Não é pouco o tempo que temos, mas é muito o tempo que não utilizamos.
Sêneca, filósofo romano
Já havia comentado que minha família tem recursos, mas em tempos de recessão, tudo vai meio por água abaixo quando a questão é grana. Como toda a boa família de classe média alta, perdemos um pouco do poder aquisitivo, mas nem tanto. Por isso não pude fazer um cursinho top de linha como a minha mãe desejou, mas um mais acessível, e não menos capaz que os outros. Na esquina da rua Matias Aires com a Frei Caneca estava meu refúgio das loucuras do lar: o cursinho. Ao lado do cursinho, dois bares, uma padaria, mais bares na próxima esquina, restaurantes, cinema, teatro. Cursinho? Ah, claro mãe, o cursinho está ótimo, hoje tivemos uma aula fantástica de literatura, ontem tivemos muitas revisões de matemática. Estou atrasado, conversamos outra hora. Essa era a minha saída para o café-da-manhã com dona Ofélia, como chamávamos os interrogatórios matinais da mamá.
Antes de dizer qual foi o rumo que minha carreira tomou, vou contar como a idéia surgiu: estava eu, tomando uma cerveja e matando uma aula de física (que sempre me deu nos nervos), discutindo o último filme do Almodóvar (éramos pré-adultos antenados, minha turma), quando de repente um rapaz grita do outro lado da rua "vá pentear macaco". Meus olhos brilharam e me calei, os outros continuaram a acalorada discussão enquanto eu devaneava naquele xingamento popular. Num momento, alguém vira para mim e pergunta:
- Aquela cena que o Caetano tá cantando à beira da piscina, você não achou muito kitsch, Álvaro?
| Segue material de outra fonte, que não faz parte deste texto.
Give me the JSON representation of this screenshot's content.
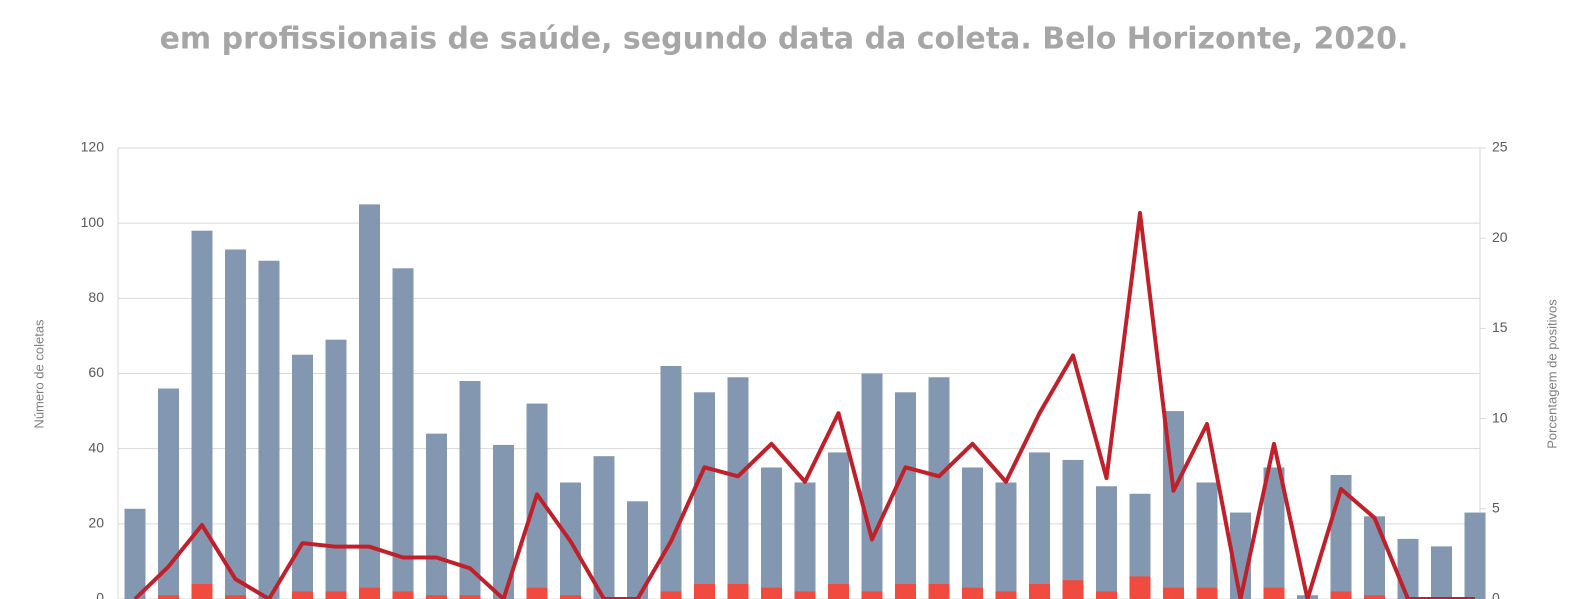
{
  "chart_data": {
    "type": "bar-line",
    "title": "em profissionais de saúde, segundo data da coleta. Belo Horizonte, 2020.",
    "y_label": "Número de coletas",
    "y2_label": "Porcentagem de positivos",
    "categories": [
      null,
      null,
      null,
      null,
      null,
      null,
      null,
      null,
      null,
      null,
      null,
      null,
      null,
      null,
      null,
      null,
      null,
      null,
      null,
      null,
      null,
      null,
      null,
      null,
      null,
      null,
      null,
      null,
      null,
      null,
      null,
      null,
      null,
      null,
      null,
      null,
      null,
      null,
      null,
      null,
      null
    ],
    "series": [
      {
        "type": "bar",
        "color": "#8497b0",
        "values": [
          24,
          56,
          98,
          93,
          90,
          65,
          69,
          105,
          88,
          44,
          58,
          41,
          52,
          31,
          38,
          26,
          62,
          55,
          59,
          35,
          31,
          39,
          60,
          55,
          59,
          35,
          31,
          39,
          37,
          30,
          28,
          50,
          31,
          23,
          35,
          1,
          33,
          22,
          16,
          14,
          23
        ]
      },
      {
        "type": "bar",
        "color": "#f04b3e",
        "values": [
          0,
          1,
          4,
          1,
          0,
          2,
          2,
          3,
          2,
          1,
          1,
          0,
          3,
          1,
          0,
          0,
          2,
          4,
          4,
          3,
          2,
          4,
          2,
          4,
          4,
          3,
          2,
          4,
          5,
          2,
          6,
          3,
          3,
          0,
          3,
          0,
          2,
          1,
          0,
          0,
          0
        ]
      },
      {
        "type": "line",
        "axis": "y2",
        "color": "#c0202a",
        "values": [
          0,
          1.8,
          4.1,
          1.1,
          0,
          3.1,
          2.9,
          2.9,
          2.3,
          2.3,
          1.7,
          0,
          5.8,
          3.2,
          0,
          0,
          3.2,
          7.3,
          6.8,
          8.6,
          6.5,
          10.3,
          3.3,
          7.3,
          6.8,
          8.6,
          6.5,
          10.3,
          13.5,
          6.7,
          21.4,
          6.0,
          9.7,
          0,
          8.6,
          0,
          6.1,
          4.5,
          0,
          0,
          0
        ]
      }
    ],
    "ylim": [
      0,
      120
    ],
    "yticks": [
      0,
      20,
      40,
      60,
      80,
      100,
      120
    ],
    "y2lim": [
      0,
      25
    ],
    "y2ticks": [
      0,
      5,
      10,
      15,
      20,
      25
    ],
    "grid": true
  }
}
- Eu acho que vou ser biólogo?
- Que?!?
E todos os olhos se voltaram para meus lábios, pedindo que pronunciasse aquelas palavras mágicas "acho que vou ser...". Ninguém da turma sabia ao certo o que fazer. A Paulinha queria ser dentista, mas curtia muito música e ciências sociais. O Júnior era das exatas, mas se amarrava em filosofia. A Nana, tarada em literatura, queria mais era fazer teatro ou ser fisioterapeuta. E eu decidi, naquele momento, que minha vida seria pentear macaco. Cuidar de nossos ancestrais distantes, dar-lhes água, comida e, quiçá, penteá-los de verdade. Meus olhos brilhavam cada vez que pensava neles, adquiri uma fixação por qualquer imagem simiesca e levei adiante meu sonho.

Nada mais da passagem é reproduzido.